Price Swings and the Digital Age
Last month, we wrote and committed resources to the proposed mining charter in South Africa. In the time between E&MJ being printed, mailed and readers receiving the magazine, sanity prevailed. South Africa reversed course and the news story had run its cycle. A former E&MJ editor would occasionally cite the expression that “today’s news is tomorrow’s birdcage liner,” and I immediately thought of him when the news broke. We are happy for the South African miners and we apologize for the inconvenience. People receive input instantaneously and can react upon it just as quick. It has reshaped how news is delivered and it’s having a similar impact on traders as well as algo trades. Precious metals traders have been discussing the recent downward “spikes” in late June and the first half of July. For example, on June 26, Ross Norman, CEO, Sharps Pixley, reported that at “9:00 [London, GMT+1] gold was rocked by a 56-[metric- ton] (1.8 million ounce) gold sale — but it remains a mystery who ... and why.”
London is arguably, the global capital for gold trading and prices for the yellow metal immediately dropped $20/ounce (oz) from $1,255/oz to $1,235/oz when this news broke. “This bears the hallmarks of a fat finger ‘muppet’ — a trade of 18,149 oz would be a very typical trade, but a trade of 18,149 lots of a futures contract (which is 100 times bigger) would not be... it leaves us wondering if a junior got confused between ounces and lots,” Norman wrote. Sharps Pixley is a London-based gold bullion broker.
The price of gold has recovered and now stands at $1,268/oz. Was this a mistake or something more? Suspicion and conspiracy theories run deep among precious metals traders. Norman admitted that the sale could have been made by a trader squaring away a large position or a central bank, both of which would have likely taken place at a different times. It could have been someone opening a short position, in which case it had the desired effect in catching the market by surprise, but Norman stuck with his muppet theory.

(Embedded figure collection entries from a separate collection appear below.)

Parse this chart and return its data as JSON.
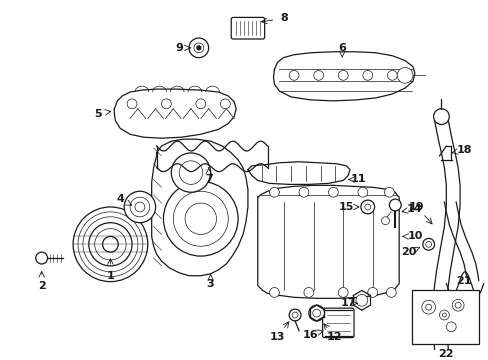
{
  "background_color": "#ffffff",
  "line_color": "#1a1a1a",
  "fig_width": 4.89,
  "fig_height": 3.6,
  "dpi": 100,
  "lw": 0.9,
  "lw_thin": 0.5,
  "lw_thick": 1.5
}
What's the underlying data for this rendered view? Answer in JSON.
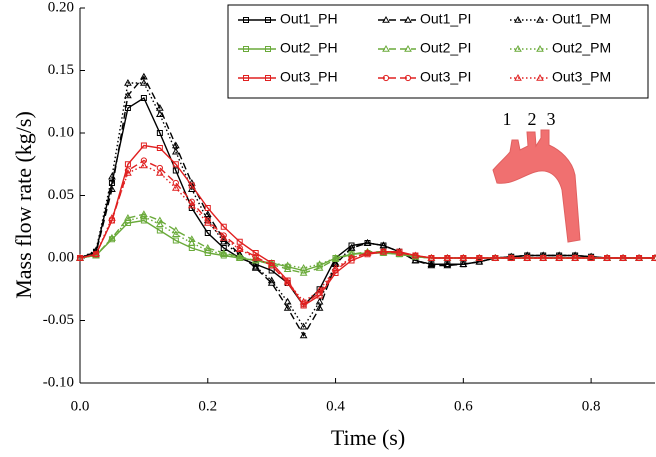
{
  "chart_data": {
    "type": "line",
    "xlabel": "Time (s)",
    "ylabel": "Mass flow rate (kg/s)",
    "annotations": [
      "1",
      "2",
      "3"
    ],
    "xlim": [
      0,
      0.9
    ],
    "ylim": [
      -0.1,
      0.2
    ],
    "xticks": [
      {
        "value": 0,
        "label": "0.0"
      },
      0.2,
      0.4,
      0.6,
      0.8
    ],
    "yticks": [
      {
        "value": -0.1,
        "label": "-0.10"
      },
      {
        "value": -0.05,
        "label": "-0.05"
      },
      {
        "value": 0,
        "label": "0.00"
      },
      0.05,
      {
        "value": 0.1,
        "label": "0.10"
      },
      0.15,
      {
        "value": 0.2,
        "label": "0.20"
      }
    ],
    "grid": false,
    "legend": "upper right",
    "x": [
      0,
      0.025,
      0.05,
      0.075,
      0.1,
      0.125,
      0.15,
      0.175,
      0.2,
      0.225,
      0.25,
      0.275,
      0.3,
      0.325,
      0.35,
      0.375,
      0.4,
      0.425,
      0.45,
      0.475,
      0.5,
      0.525,
      0.55,
      0.575,
      0.6,
      0.625,
      0.65,
      0.675,
      0.7,
      0.725,
      0.75,
      0.775,
      0.8,
      0.825,
      0.85,
      0.875,
      0.9
    ],
    "series": [
      {
        "name": "Out1_PH",
        "color": "#000000",
        "dash": "solid",
        "marker": "square",
        "values": [
          0,
          0.005,
          0.06,
          0.12,
          0.128,
          0.1,
          0.07,
          0.04,
          0.02,
          0.008,
          0,
          -0.005,
          -0.01,
          -0.02,
          -0.038,
          -0.025,
          0,
          0.01,
          0.012,
          0.01,
          0.005,
          -0.002,
          -0.005,
          -0.005,
          -0.005,
          -0.003,
          0,
          0.001,
          0.002,
          0.002,
          0.002,
          0.002,
          0.001,
          0,
          0,
          0,
          0
        ]
      },
      {
        "name": "Out1_PI",
        "color": "#000000",
        "dash": "dashed",
        "marker": "triangle",
        "values": [
          0,
          0.004,
          0.055,
          0.13,
          0.145,
          0.12,
          0.09,
          0.06,
          0.035,
          0.015,
          0.003,
          -0.008,
          -0.02,
          -0.04,
          -0.062,
          -0.04,
          -0.005,
          0.008,
          0.012,
          0.01,
          0.005,
          -0.002,
          -0.006,
          -0.006,
          -0.005,
          -0.003,
          0,
          0.001,
          0.002,
          0.002,
          0.002,
          0.002,
          0.001,
          0,
          0,
          0,
          0
        ]
      },
      {
        "name": "Out1_PM",
        "color": "#000000",
        "dash": "dotted",
        "marker": "triangle",
        "values": [
          0,
          0.006,
          0.065,
          0.14,
          0.14,
          0.115,
          0.085,
          0.055,
          0.03,
          0.013,
          0.002,
          -0.007,
          -0.018,
          -0.035,
          -0.055,
          -0.035,
          -0.004,
          0.008,
          0.012,
          0.01,
          0.005,
          -0.002,
          -0.005,
          -0.005,
          -0.005,
          -0.003,
          0,
          0.001,
          0.002,
          0.002,
          0.002,
          0.002,
          0.001,
          0,
          0,
          0,
          0
        ]
      },
      {
        "name": "Out2_PH",
        "color": "#6aaa3a",
        "dash": "solid",
        "marker": "square",
        "values": [
          0,
          0.002,
          0.015,
          0.028,
          0.03,
          0.022,
          0.014,
          0.008,
          0.004,
          0.002,
          0,
          -0.002,
          -0.004,
          -0.007,
          -0.01,
          -0.006,
          0,
          0.003,
          0.004,
          0.004,
          0.003,
          0.001,
          0,
          0,
          0,
          0,
          0,
          0,
          0,
          0,
          0,
          0,
          0,
          0,
          0,
          0,
          0
        ]
      },
      {
        "name": "Out2_PI",
        "color": "#6aaa3a",
        "dash": "dashed",
        "marker": "triangle",
        "values": [
          0,
          0.002,
          0.016,
          0.032,
          0.035,
          0.03,
          0.022,
          0.015,
          0.008,
          0.004,
          0.001,
          -0.002,
          -0.005,
          -0.009,
          -0.012,
          -0.008,
          -0.001,
          0.003,
          0.005,
          0.005,
          0.003,
          0.001,
          0,
          0,
          0,
          0,
          0,
          0,
          0,
          0,
          0,
          0,
          0,
          0,
          0,
          0,
          0
        ]
      },
      {
        "name": "Out2_PM",
        "color": "#6aaa3a",
        "dash": "dotted",
        "marker": "triangle",
        "values": [
          0,
          0.002,
          0.016,
          0.03,
          0.033,
          0.027,
          0.019,
          0.012,
          0.006,
          0.003,
          0,
          -0.002,
          -0.004,
          -0.006,
          -0.008,
          -0.005,
          0,
          0.003,
          0.004,
          0.004,
          0.003,
          0.001,
          0,
          0,
          0,
          0,
          0,
          0,
          0,
          0,
          0,
          0,
          0,
          0,
          0,
          0,
          0
        ]
      },
      {
        "name": "Out3_PH",
        "color": "#e02020",
        "dash": "solid",
        "marker": "square",
        "values": [
          0,
          0.003,
          0.03,
          0.075,
          0.09,
          0.088,
          0.075,
          0.058,
          0.04,
          0.025,
          0.013,
          0.004,
          -0.004,
          -0.018,
          -0.038,
          -0.03,
          -0.012,
          -0.002,
          0.003,
          0.005,
          0.005,
          0.002,
          0,
          0,
          0,
          0,
          0,
          0,
          0,
          0,
          0,
          0,
          0,
          0,
          0,
          0,
          0
        ]
      },
      {
        "name": "Out3_PI",
        "color": "#e02020",
        "dash": "dashed",
        "marker": "circle",
        "values": [
          0,
          0.003,
          0.03,
          0.07,
          0.078,
          0.072,
          0.06,
          0.045,
          0.03,
          0.018,
          0.008,
          0.001,
          -0.006,
          -0.02,
          -0.037,
          -0.028,
          -0.01,
          0,
          0.004,
          0.005,
          0.004,
          0.002,
          0,
          0,
          0,
          0,
          0,
          0,
          0,
          0,
          0,
          0,
          0,
          0,
          0,
          0,
          0
        ]
      },
      {
        "name": "Out3_PM",
        "color": "#e02020",
        "dash": "dotted",
        "marker": "triangle",
        "values": [
          0,
          0.003,
          0.032,
          0.068,
          0.074,
          0.068,
          0.056,
          0.042,
          0.028,
          0.016,
          0.007,
          0,
          -0.006,
          -0.019,
          -0.035,
          -0.026,
          -0.008,
          0,
          0.004,
          0.005,
          0.004,
          0.002,
          0,
          0,
          0,
          0,
          0,
          0,
          0,
          0,
          0,
          0,
          0,
          0,
          0,
          0,
          0
        ]
      }
    ]
  }
}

Eventually, the CPM Group weighed in on the discussion. They pointed out that the discussions only followed the downward spikes and ignored similar upward spikes in the prices, which is typical of conversations run by conspiracy theorists who only look at downward moves. They said that these moves were not really flash crashes. The moves, they explained, appeared to reflect the effects of a combination of program trading, stop-loss order practices and an influx of institutional money into these markets.
Keith Weiner, CEO, Monetary Metals, has a similar view with a more complex explanation. On Thursday, July 6, in the late afternoon [GMT+9], the price of silver moved lower dramatically from $16/oz to $14.40/oz and less before recovering to around $15.80/oz. He analyzed the trades that took place millisecond by millisecond during that silver “crash.” “At this time scale, we can see there are upticks,” Weiner said. “Yes, even in a crash like this one, there are upticks.”
While traders agree that regulations drive down liquidity for markets, no one knows for sure if these price moves were triggered by stop-loss orders or something more nefarious. For mining companies, which have a longer-term vision of pricing and commitment to the market, a $0.20/oz price fluctuation for silver in a day and its roundtrip might seem to be a tempest in a teapot, but it also might be something worth keeping an eye on. Enjoy this edition.